Israel, meanwhile, has just launched a tracking app call Track Virus, which cross-checks users’ movements and alerts them if they have come in contact with an infected person whose itineraries are later shared by the Health Ministry. It cannot therefore cover the movements of users or patients that had occurred before the app had been installed.
“As the number of coronavirus patients rises, it becomes harder for the public to keep track of all the different places that they have all been along with the updates from the Health Ministry,” Dov Maisel, United Hatzalah vice president of operations, told the Jerusalem Post. “Additionally, people often have a hard time recalling exactly where they have been and when. The app solves both of these problems.”
In the U.S., concerns about government surveillance and data privacy so far have kept such tracking apps from widespread use, but researchers at MIT may have found a palatable solution.
Private Kit: Safe Paths, a free open-source smartphone app developed by researchers at the MIT Media Lab and Harvard, along with software engineers from Facebook and Uber, tracks where users have been and whom they have come in contact with.
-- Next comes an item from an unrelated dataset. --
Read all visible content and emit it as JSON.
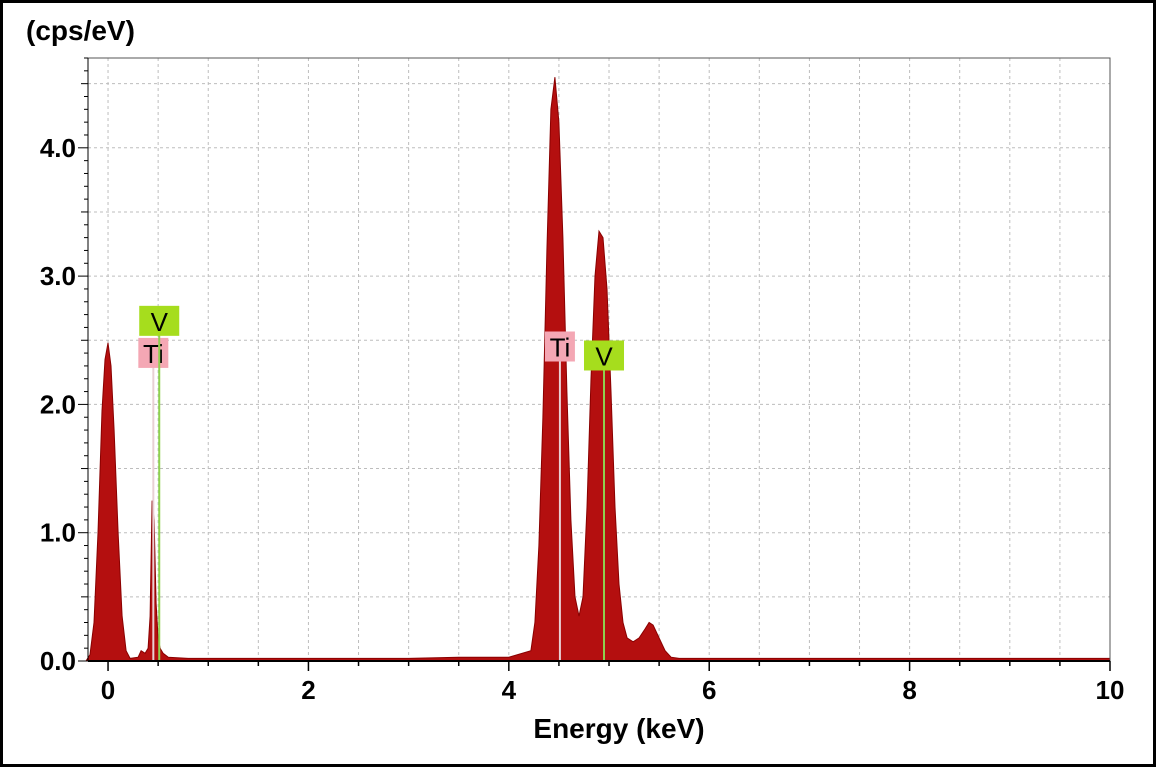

It then shares encrypted location data between users’ phones so they can see if they may have come in contact with someone carrying the virus – provided that person is also using the app -- without revealing who the person was and without passing the data through a central authority. A virus-positive user can also share location data with health officials, who can then close off specific areas for disinfecting, according to a report in MIT Technology Review.
Researchers warned, however, that the app’s ability to pinpoint infection locations depends on many people using the app and that incomplete information could lead to people thinking an area is safe when it’s not.